Training pebal with custom backbone model and dataset
mei0824 opened this issue · 1 comments
Hi there! Congrats on such excellent results and thank you so much for you inspiring work!
After reading through the paper and trying to implement PEBAL with the code provided by you (again, thank you so much for opensourcing the code), I am now experimenting the use of custom backbone model and dataset on the performance of PEBAL since the paper discussed the influence of segmentation models. There are a few points that are not mentioned in previous issues and I would like to confirm them before continue working on my experiments.
-
The layers to finetune.
As stated in the paper, only "the last block of a segmentation model" needs to be fine-tuned. From my understanding, the reason is that there is an extra channel in these layers and the parameter weights for that channel needs to be obtained through fine-tuning. Therefore, only the layers with the the constructed extra channel need to keep requires_grad as True for their parameters. I was wondering if my understanding regarding what layers to freeze and what layers to train is correct. -
How to pick m_in & m_out values
I suppose the m_in and m_out need to be repicked as well. I am curious as to what criteria are involved in the selection for m_in and m_out values.
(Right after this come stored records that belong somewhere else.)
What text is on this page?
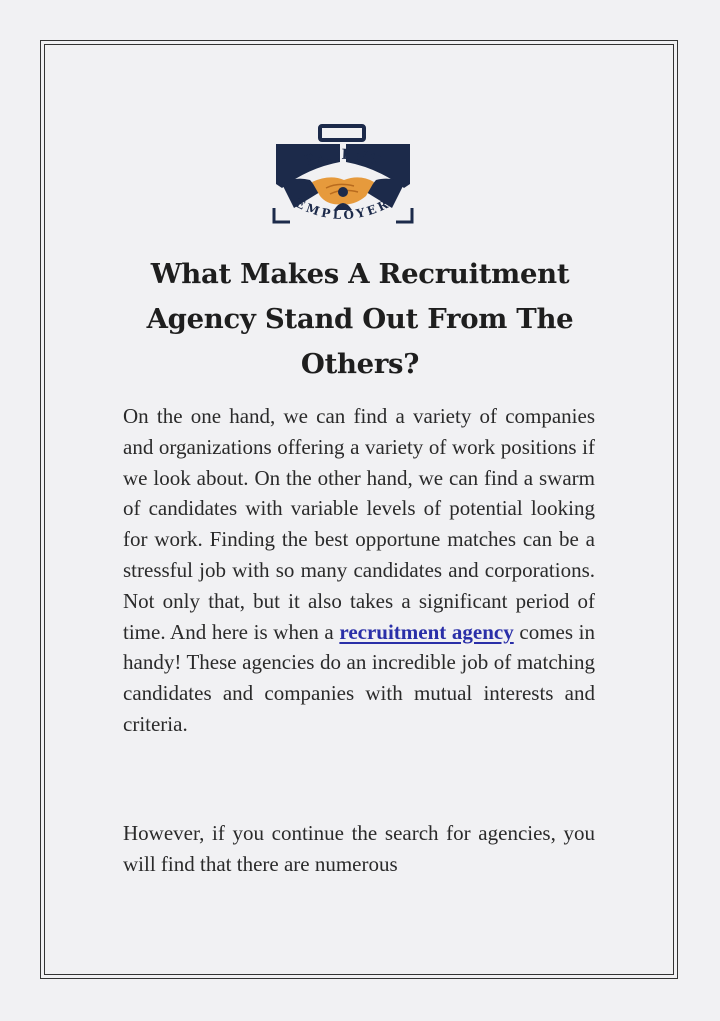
TALENT
EMPLOYER
What Makes A Recruitment Agency Stand Out From The Others?

On the one hand, we can find a variety of companies and organizations offering a variety of work positions if we look about. On the other hand, we can find a swarm of candidates with variable levels of potential looking for work. Finding the best opportune matches can be a stressful job with so many candidates and corporations. Not only that, but it also takes a significant period of time. And here is when a recruitment agency comes in handy! These agencies do an incredible job of matching candidates and companies with mutual interests and criteria.

However, if you continue the search for agencies, you will find that there are numerous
In the reply #19 (comment), it is mentioned that the energy is constrained by the two values -12 and -6. During my experiments, I am observing great overlapping between the inlier and outlier energy, I was wondering if you could explain a bit more on how they are constrained and provide some advice on choosing the two values. -
Other parameters
I was wondering if you can provide some advice on how to select other hyperparameters such as β_1, β_2 and λ as well? -
Loss
When trying to replicate the results from the PEBAL paper, it has caught my attention that both the energy loss and the gambler loss are not converging and keep on fluctuating. However, from the metrics such as AUROC, the performance has actually improved. I was wondering if this behavior is normal for PEBAL.
Thanks!
- layers
Hi thanks for your interest in our paper.
-
Yes, your understanding is correct and the finetuning last block strategy also improves a lot of the computational efficiency.
-
During the experiment, we didn't play much about the different values of m_in and m_out. We just make sure m_in is smaller than m_out. Please feel free to change different values and I believe you may find better hyperparameters.
-
For beta_1 and beta_2, we follow the default hyper-parameter from "Real-world Anomaly Detection in Surveillance Videos", and I believe there could be potentially better hyper-parameters out there. For Lamada, we are trying to map the ebm loss into the same scale of pal loss. So lambda is essentially a scaling factor.
-
Yes, this is normal for pebal since the backbones are mostly frozen.